Australia moving to wider sharing of education agent data
- Regulated providers in Australia will soon be able to access more agent data via the country’s PRISMS system
- The expanded data in PRISMS will allow providers to access information about all agents used by all providers, not just the education agents they currently work with
- Regulatory authorities have also expanded disclosure rules for providers with ownership positions in agencies, or, conversely, where agencies have ownership or control of a regulated institution or school
On 28 November 2025, the Australian House of Representatives passed the Education Legislation Amendment (Integrity and Other Measures) Bill 2025. The bill includes amendments to the Education Services for Overseas Students Act (ESOS) with the goal, the government says, of strengthening “the integrity of the international education [to] ensure it maintains its social licence.”
Those legislative amendments were explicitly aimed at strengthening integrity and transparency measures across the Australian sector, with the expectation that they would lead to new regulations via updates to Australia’s National Code of Practice for Providers of Education and Training to Overseas Students.
The first of those revisions to the National Code was introduced on 20 January 2026 when new rules were published to effectively ban education providers from offering commissions to education agents when an onshore student transfers to another course/institution that is not mentioned on the student’s visa.
Most recently, a 24 February update from the Australian Skills Quality Authority (ASQA) further expands on the new transparency thresholds for education agents. ASQA is the national regulator for Australia's vocational education and training (VET) sector, and its latest guidance contains some important updates with respect to provider reporting on the use of education agents as well as the responsibility to disclose conflicts of interest.
The AQSA guidance also reveals that providers will soon be able to access more agent data via Australia's PRISMS system (Provider Registration and International Student Management System).
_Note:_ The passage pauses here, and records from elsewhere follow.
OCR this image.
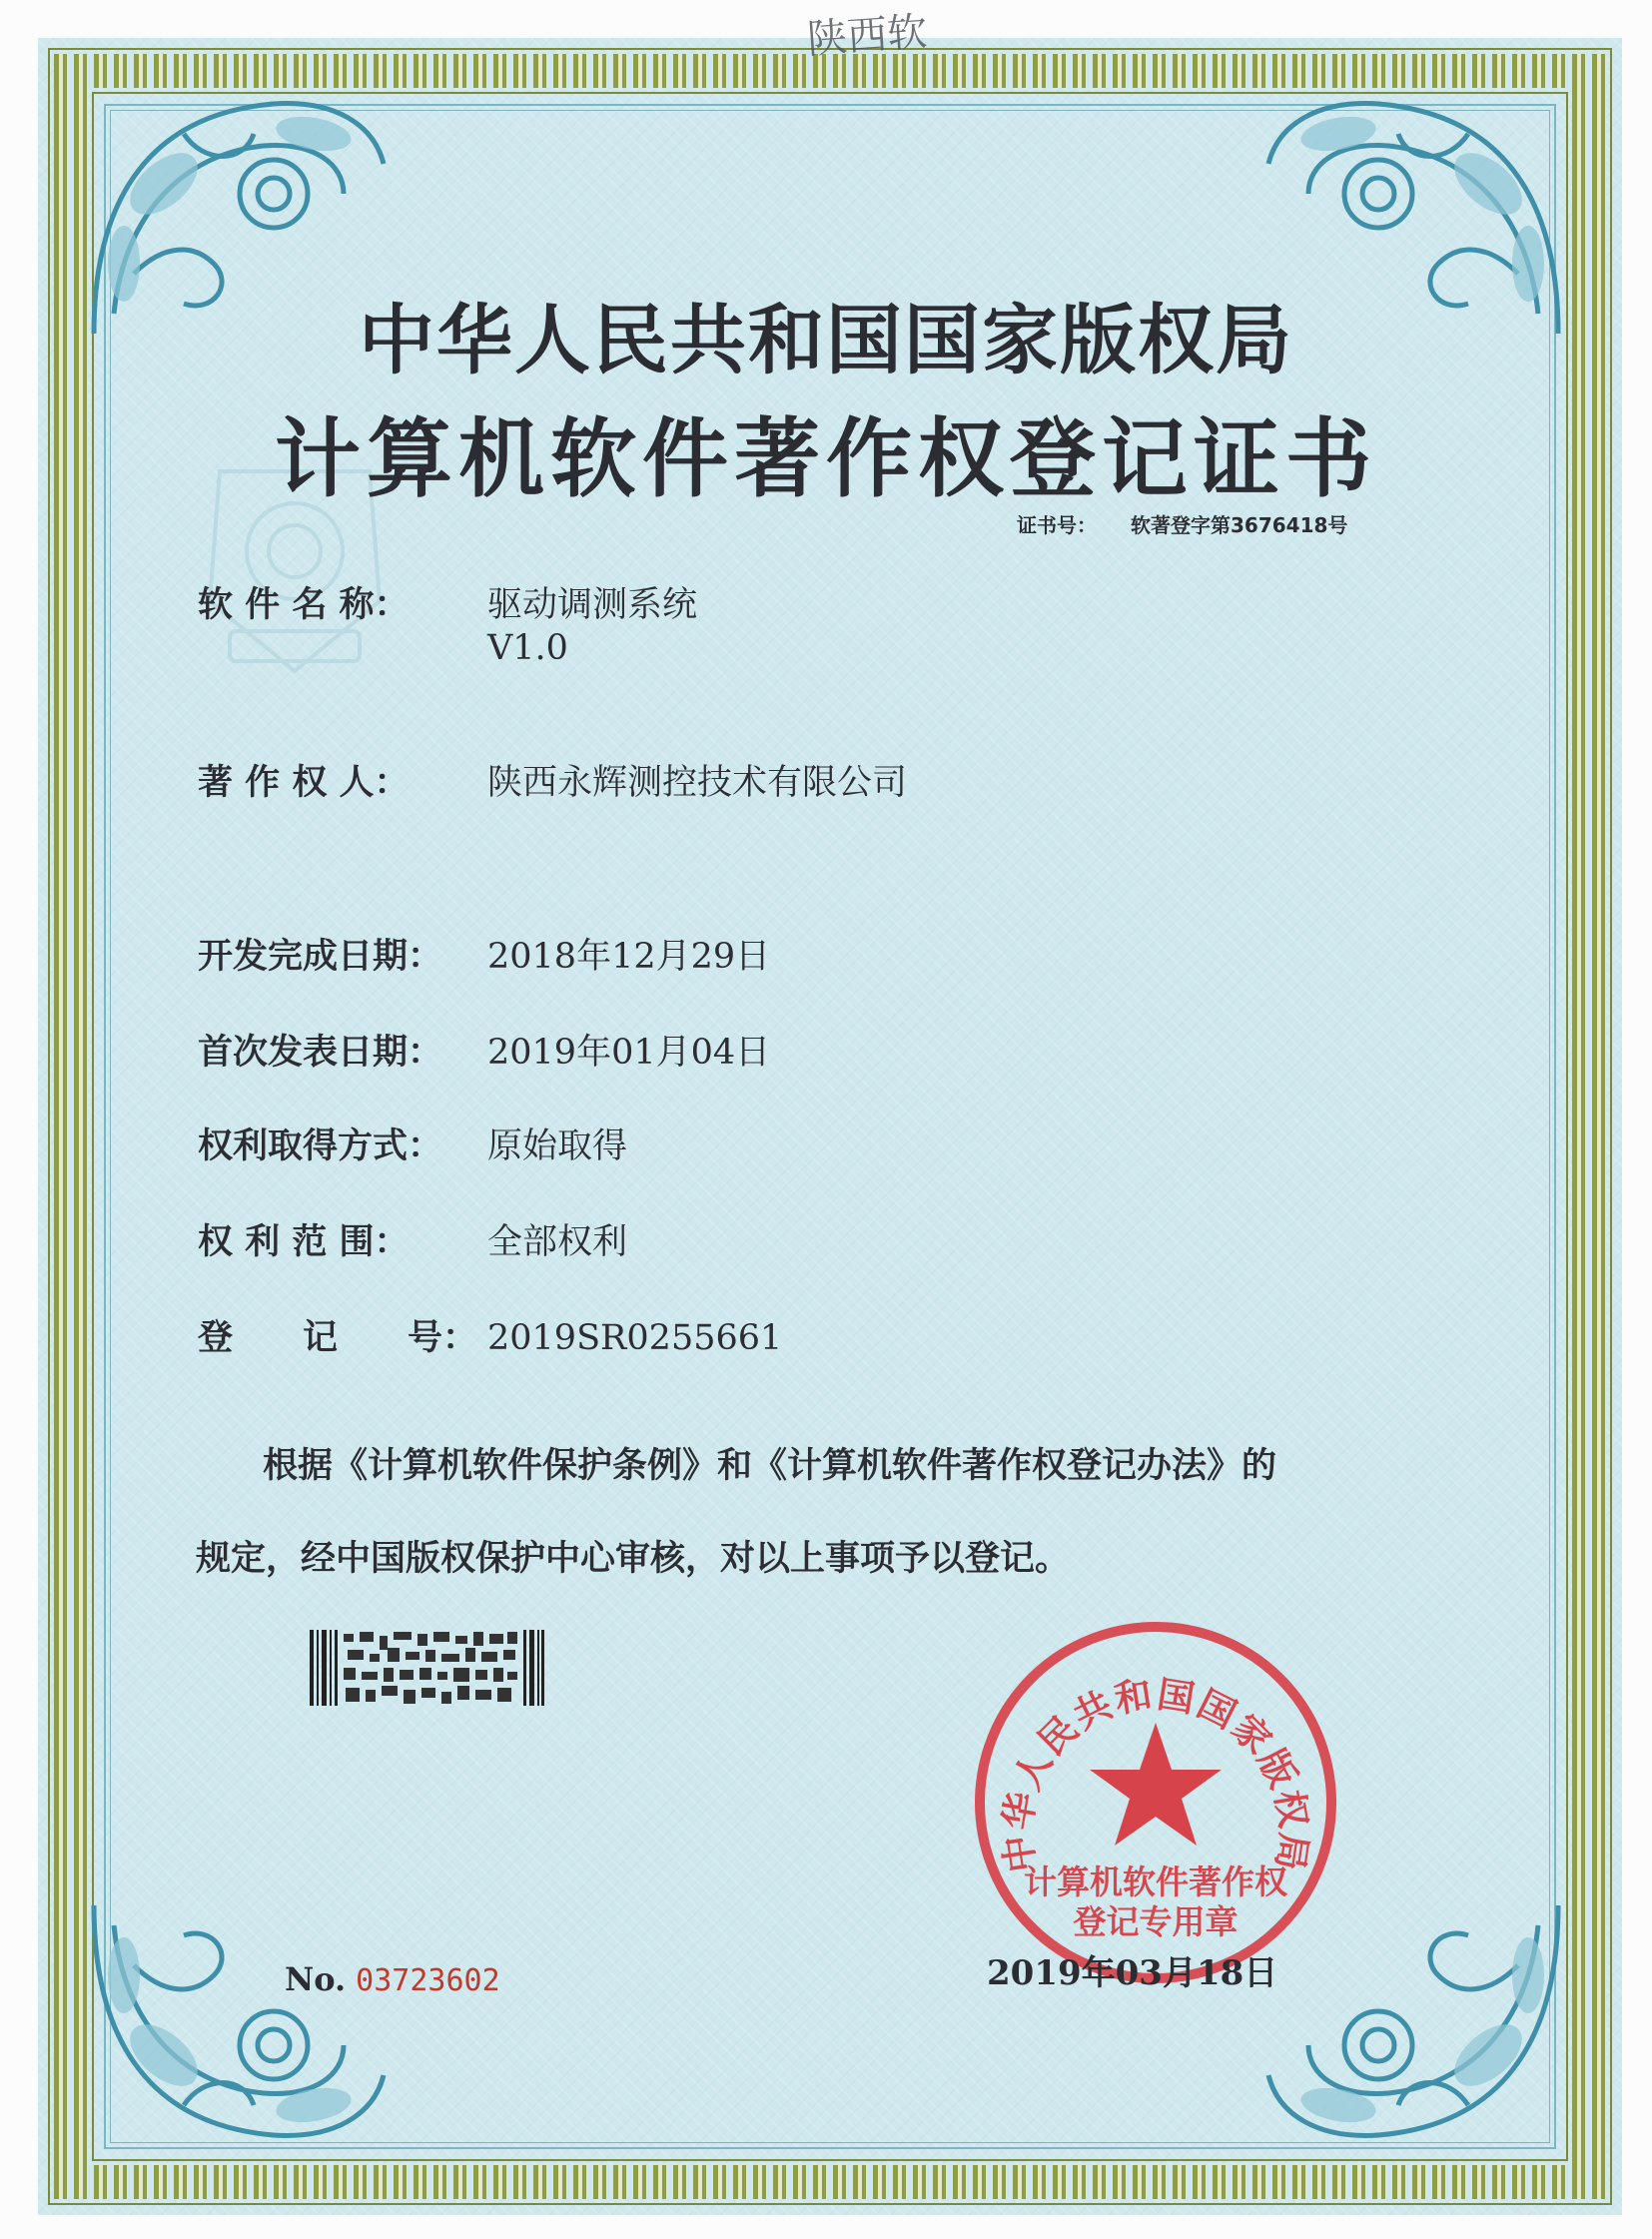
陕西软
中华人民共和国国家版权局
计算机软件著作权登记证书
证书号： 软著登字第3676418号
软 件 名 称： 驱动调测系统
V1.0
著 作 权 人： 陕西永辉测控技术有限公司
开发完成日期： 2018年12月29日
首次发表日期： 2019年01月04日
权利取得方式： 原始取得
权 利 范 围： 全部权利
登　　记　　号： 2019SR0255661
根据《计算机软件保护条例》和《计算机软件著作权登记办法》的
规定，经中国版权保护中心审核，对以上事项予以登记。
中华人民共和国国家版权局
计算机软件著作权
登记专用章
2019年03月18日
No. 03723602
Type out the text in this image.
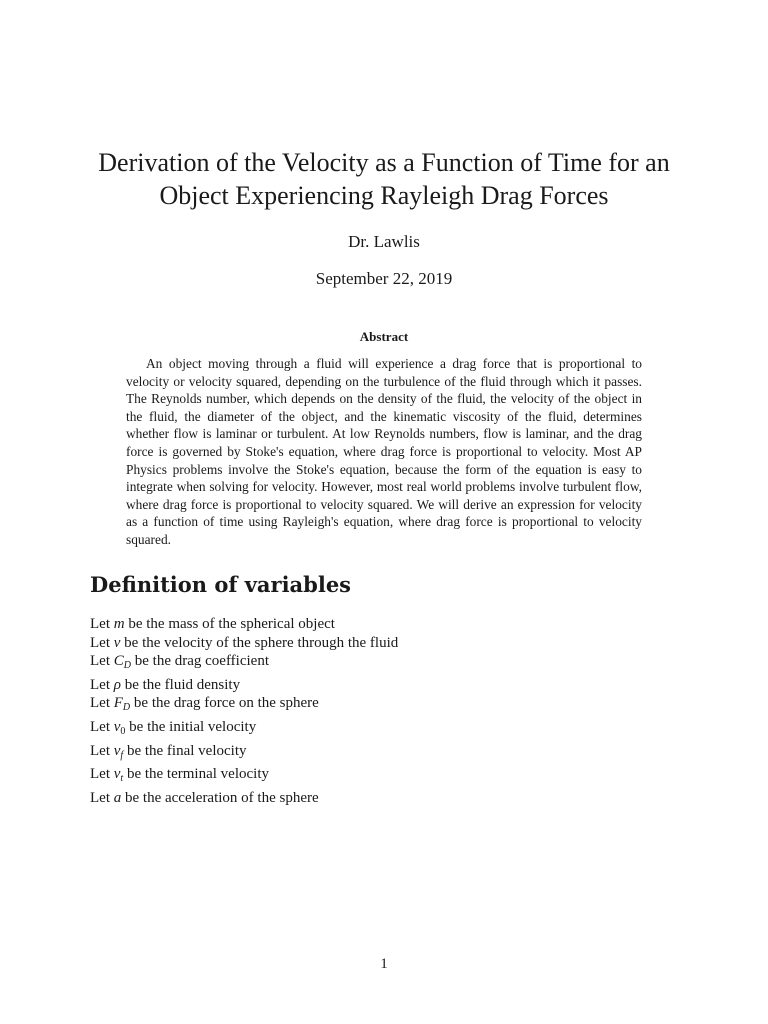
Derivation of the Velocity as a Function of Time for an
Object Experiencing Rayleigh Drag Forces
Dr. Lawlis
September 22, 2019
Abstract

An object moving through a fluid will experience a drag force that is proportional to velocity or velocity squared, depending on the turbulence of the fluid through which it passes. The Reynolds number, which depends on the density of the fluid, the velocity of the object in the fluid, the diameter of the object, and the kinematic viscosity of the fluid, determines whether flow is laminar or turbulent. At low Reynolds numbers, flow is laminar, and the drag force is governed by Stoke's equation, where drag force is proportional to velocity. Most AP Physics problems involve the Stoke's equation, because the form of the equation is easy to integrate when solving for velocity. However, most real world problems involve turbulent flow, where drag force is proportional to velocity squared. We will derive an expression for velocity as a function of time using Rayleigh's equation, where drag force is proportional to velocity squared.

Definition of variables
Let m be the mass of the spherical object
Let v be the velocity of the sphere through the fluid
Let $C_D$ be the drag coefficient
Let ρ be the fluid density
Let $F_D$ be the drag force on the sphere
Let $v_0$ be the initial velocity
Let $v_f$ be the final velocity
Let $v_t$ be the terminal velocity
Let a be the acceleration of the sphere
1
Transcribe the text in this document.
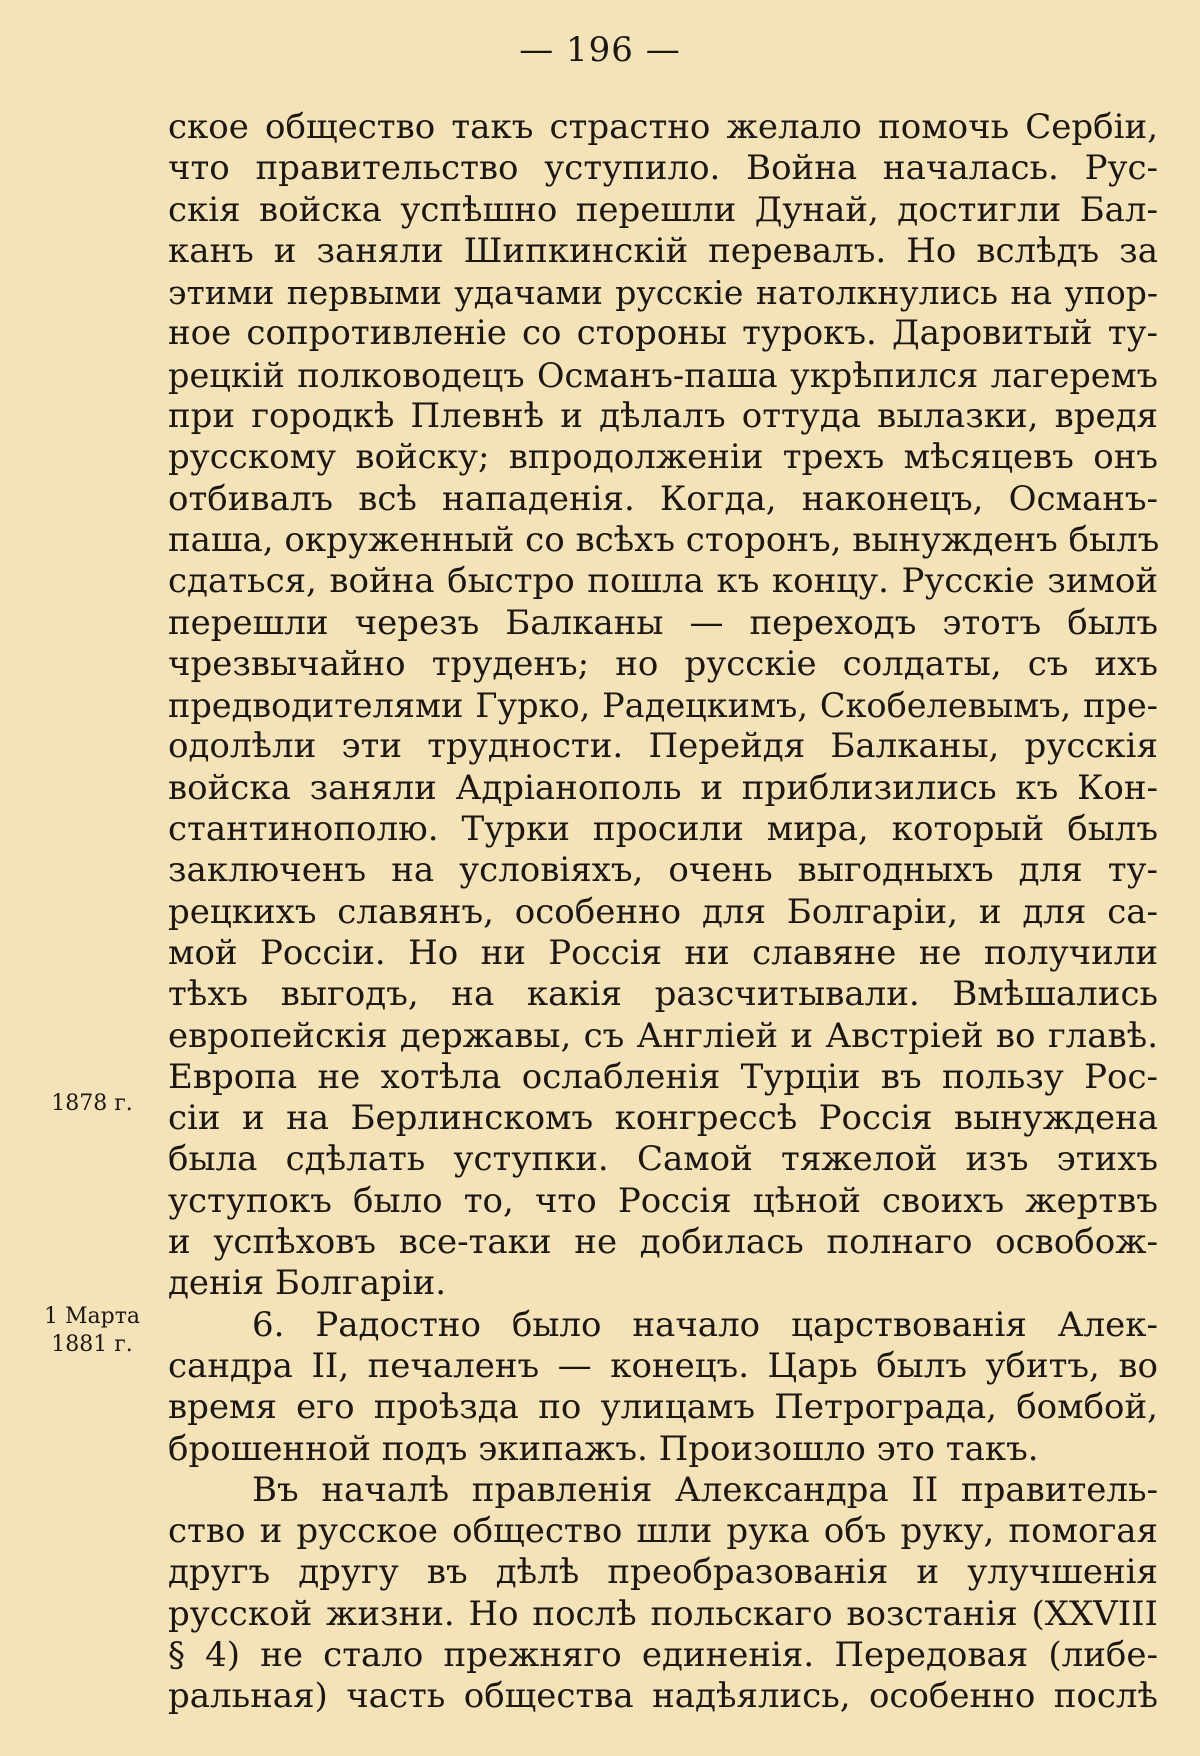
— 196 —
1878 г.
1 Марта
1881 г.
ское общество такъ страстно желало помочь Сербіи,
что правительство уступило. Война началась. Рус-
скія войска успѣшно перешли Дунай, достигли Бал-
канъ и заняли Шипкинскій перевалъ. Но вслѣдъ за
этими первыми удачами русскіе натолкнулись на упор-
ное сопротивленіе со стороны турокъ. Даровитый ту-
рецкій полководецъ Османъ-паша укрѣпился лагеремъ
при городкѣ Плевнѣ и дѣлалъ оттуда вылазки, вредя
русскому войску; впродолженіи трехъ мѣсяцевъ онъ
отбивалъ всѣ нападенія. Когда, наконецъ, Османъ-
паша, окруженный со всѣхъ сторонъ, вынужденъ былъ
сдаться, война быстро пошла къ концу. Русскіе зимой
перешли черезъ Балканы — переходъ этотъ былъ
чрезвычайно труденъ; но русскіе солдаты, съ ихъ
предводителями Гурко, Радецкимъ, Скобелевымъ, пре-
одолѣли эти трудности. Перейдя Балканы, русскія
войска заняли Адріанополь и приблизились къ Кон-
стантинополю. Турки просили мира, который былъ
заключенъ на условіяхъ, очень выгодныхъ для ту-
рецкихъ славянъ, особенно для Болгаріи, и для са-
мой Россіи. Но ни Россія ни славяне не получили
тѣхъ выгодъ, на какія разсчитывали. Вмѣшались
европейскія державы, съ Англіей и Австріей во главѣ.
Европа не хотѣла ослабленія Турціи въ пользу Рос-
сіи и на Берлинскомъ конгрессѣ Россія вынуждена
была сдѣлать уступки. Самой тяжелой изъ этихъ
уступокъ было то, что Россія цѣной своихъ жертвъ
и успѣховъ все-таки не добилась полнаго освобож-
денія Болгаріи.
6. Радостно было начало царствованія Алек-
сандра II, печаленъ — конецъ. Царь былъ убитъ, во
время его проѣзда по улицамъ Петрограда, бомбой,
брошенной подъ экипажъ. Произошло это такъ.
Въ началѣ правленія Александра II правитель-
ство и русское общество шли рука объ руку, помогая
другъ другу въ дѣлѣ преобразованія и улучшенія
русской жизни. Но послѣ польскаго возстанія (XXVIII
§ 4) не стало прежняго единенія. Передовая (либе-
ральная) часть общества надѣялись, особенно послѣ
Specifically, AQSA refers to the ESOS Act's empowerment of the Department of Education to gather data on agent performance, including:
- The number of students admitted to AQSA-accredited providers referred by education agents
- The number of student visa applications made by students supported by an agent, and the number granted or refused for each agency
- Course completion statistics for agent-referred students
AQSA adds that:
"More information about education agents will be made available to providers through PRISMS, in addition to the existing education agent data that is available. Providers will be able to access information about all agents used by all providers, not just the education agents they currently work with."
That additional detail is understood to include reporting on:
- The number of onshore transfers associated with a given agent
- Information about agent commissions
Ownership disclosures
ASQA requires that regulated providers maintain a list of education agents they are working with, and that those agent relationships must be disclosed in PRISMS and also published on the provider's website.
The regulator now also explicitly requires that providers notify it of any conflicts of interest arising from agency control or ownership. This amounts to a duty for registered providers to inform ASQA if their institution (or some associate of the provider) assumes a position of ownership or control with respect to an education agency. Similarly, providers must also disclose if an education agent begins to own or control the provider.
Non-compliance, cautions ASQA, is "a strict liability offence," meaning that the offence is committed even in the absence of fault or criminal intent. Providers are referred to ASQA's additional guidance (and templates) for ownership and control reporting for additional detail.